Ini Bahaya Melakukan Aborsi Berulang

Jakarta, GPriority.co.id– Aborsi merupakan tindakan menggugurkan kandungan untuk mengakhiri kehamilan. Biasanya seorang wanita memutuskan untuk aborsi adalah hamil diluar nikah, faktor ekonomi keluarga, alasan keluarga, dan alasan kesehatan seperti mengancam keselamatan sang ibu.

Di Indonesia sendiri tindakan aborsi diatur dalam hukum dan undang-undang kesehatan. Demikian pula pada kasus yang belakangan ini sedang viral, yaitu kasus seorang wanita melakukan aborsi sebanyak tujuh kali di Makassar, Sulawesi Selatan. Diketahui tujuh janin ini ditemukan oleh pemilik kos-kosan yang ingin membersihkan kosan tersebut karena sudah ditinggal oleh penghuninya.

Ketujuh janin ini merupakan hasil aborsi dari tahun 2012 yang dilakukan sepasang kekasih karena malu memiliki anak hasil hubungan di luar nikah. Lantas apa bahaya yang mengintai sang ibu akibat melakukan aborsi berulangkali?
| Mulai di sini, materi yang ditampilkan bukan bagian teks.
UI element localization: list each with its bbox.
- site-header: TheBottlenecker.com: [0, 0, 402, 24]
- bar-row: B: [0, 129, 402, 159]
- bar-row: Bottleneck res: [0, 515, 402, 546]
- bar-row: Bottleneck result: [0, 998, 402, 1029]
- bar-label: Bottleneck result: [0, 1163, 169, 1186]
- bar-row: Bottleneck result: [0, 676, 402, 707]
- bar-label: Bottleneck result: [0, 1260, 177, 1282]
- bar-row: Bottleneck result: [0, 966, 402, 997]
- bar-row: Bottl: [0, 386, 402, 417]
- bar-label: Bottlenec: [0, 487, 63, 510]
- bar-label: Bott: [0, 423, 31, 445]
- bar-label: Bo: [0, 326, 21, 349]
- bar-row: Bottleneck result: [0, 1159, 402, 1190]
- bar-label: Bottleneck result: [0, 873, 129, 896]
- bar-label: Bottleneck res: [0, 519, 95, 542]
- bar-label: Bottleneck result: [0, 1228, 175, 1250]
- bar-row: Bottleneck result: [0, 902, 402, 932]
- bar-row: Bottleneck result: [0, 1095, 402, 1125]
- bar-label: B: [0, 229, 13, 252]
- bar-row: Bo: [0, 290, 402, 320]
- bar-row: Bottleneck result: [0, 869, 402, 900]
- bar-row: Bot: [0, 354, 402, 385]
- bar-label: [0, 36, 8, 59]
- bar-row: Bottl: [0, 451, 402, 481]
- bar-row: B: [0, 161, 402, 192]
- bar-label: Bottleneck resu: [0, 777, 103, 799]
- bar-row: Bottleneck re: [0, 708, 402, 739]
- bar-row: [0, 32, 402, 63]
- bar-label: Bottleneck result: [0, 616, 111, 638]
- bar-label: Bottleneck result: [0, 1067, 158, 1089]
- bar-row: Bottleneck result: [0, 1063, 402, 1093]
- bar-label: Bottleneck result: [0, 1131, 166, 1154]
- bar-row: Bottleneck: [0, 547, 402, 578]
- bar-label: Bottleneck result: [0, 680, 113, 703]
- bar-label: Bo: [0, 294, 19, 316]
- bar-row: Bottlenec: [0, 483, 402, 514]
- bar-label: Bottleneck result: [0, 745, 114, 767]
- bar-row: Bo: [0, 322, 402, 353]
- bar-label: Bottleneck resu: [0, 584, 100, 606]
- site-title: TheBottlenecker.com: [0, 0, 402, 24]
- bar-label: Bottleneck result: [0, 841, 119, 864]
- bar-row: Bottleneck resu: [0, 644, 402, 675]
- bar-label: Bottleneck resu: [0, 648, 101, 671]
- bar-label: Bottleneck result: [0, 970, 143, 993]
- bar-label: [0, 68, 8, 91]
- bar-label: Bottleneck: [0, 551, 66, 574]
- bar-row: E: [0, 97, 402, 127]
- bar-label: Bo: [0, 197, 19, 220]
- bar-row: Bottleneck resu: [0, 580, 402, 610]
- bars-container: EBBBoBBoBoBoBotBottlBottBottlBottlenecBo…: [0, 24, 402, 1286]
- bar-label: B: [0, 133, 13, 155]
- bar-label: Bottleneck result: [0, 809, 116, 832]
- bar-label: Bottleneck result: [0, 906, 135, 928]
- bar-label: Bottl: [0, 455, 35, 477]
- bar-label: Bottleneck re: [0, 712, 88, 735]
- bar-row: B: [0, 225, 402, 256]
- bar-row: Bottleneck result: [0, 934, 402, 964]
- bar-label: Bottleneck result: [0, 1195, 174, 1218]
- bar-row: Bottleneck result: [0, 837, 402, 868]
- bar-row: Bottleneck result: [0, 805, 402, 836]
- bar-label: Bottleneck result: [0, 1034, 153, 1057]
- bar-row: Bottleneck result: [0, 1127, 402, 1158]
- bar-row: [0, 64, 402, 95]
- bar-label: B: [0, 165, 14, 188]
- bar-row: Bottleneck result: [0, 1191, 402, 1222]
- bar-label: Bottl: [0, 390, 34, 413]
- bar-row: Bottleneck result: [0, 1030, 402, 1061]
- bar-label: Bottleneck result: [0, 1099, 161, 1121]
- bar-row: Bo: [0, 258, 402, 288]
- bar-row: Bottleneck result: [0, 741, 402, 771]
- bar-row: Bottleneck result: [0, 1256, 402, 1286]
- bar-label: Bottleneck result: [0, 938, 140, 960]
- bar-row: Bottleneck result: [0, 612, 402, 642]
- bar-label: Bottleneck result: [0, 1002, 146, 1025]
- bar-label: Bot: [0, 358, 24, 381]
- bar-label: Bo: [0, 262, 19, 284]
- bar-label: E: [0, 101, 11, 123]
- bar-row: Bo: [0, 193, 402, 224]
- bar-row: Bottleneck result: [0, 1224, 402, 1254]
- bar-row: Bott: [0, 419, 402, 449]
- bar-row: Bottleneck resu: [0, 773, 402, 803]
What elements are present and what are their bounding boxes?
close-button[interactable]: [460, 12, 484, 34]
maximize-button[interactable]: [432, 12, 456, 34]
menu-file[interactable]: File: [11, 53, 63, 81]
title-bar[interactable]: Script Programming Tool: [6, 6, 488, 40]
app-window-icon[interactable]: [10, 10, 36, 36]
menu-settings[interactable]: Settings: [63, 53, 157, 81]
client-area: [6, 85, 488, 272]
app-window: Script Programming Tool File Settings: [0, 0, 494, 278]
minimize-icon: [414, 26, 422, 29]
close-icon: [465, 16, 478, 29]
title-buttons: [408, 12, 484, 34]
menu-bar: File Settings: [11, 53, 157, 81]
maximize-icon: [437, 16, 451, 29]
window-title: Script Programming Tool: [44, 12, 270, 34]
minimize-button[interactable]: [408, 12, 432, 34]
“Aborsi yang dilakukan dengan prosedur, terutama apabila dilakukan berulang-ulang, dapat menyebabkan risiko munculnya luka dan jaringan parut pada rahim sehingga menyebabkan kemungkinan hamil menjadi lebih sulit dan berisiko memicu aborsi yang selanjutnya,” kata dr. Talitha Najmillah Sabtiari pada keterangan tertulis dilaman resmi alodokter pada fitur Tanya Dokter (27/2/2020).

Merangkum dari berbagai sumber kesehatan, berikut bahaya melakukan aborsi bagi kesehatan.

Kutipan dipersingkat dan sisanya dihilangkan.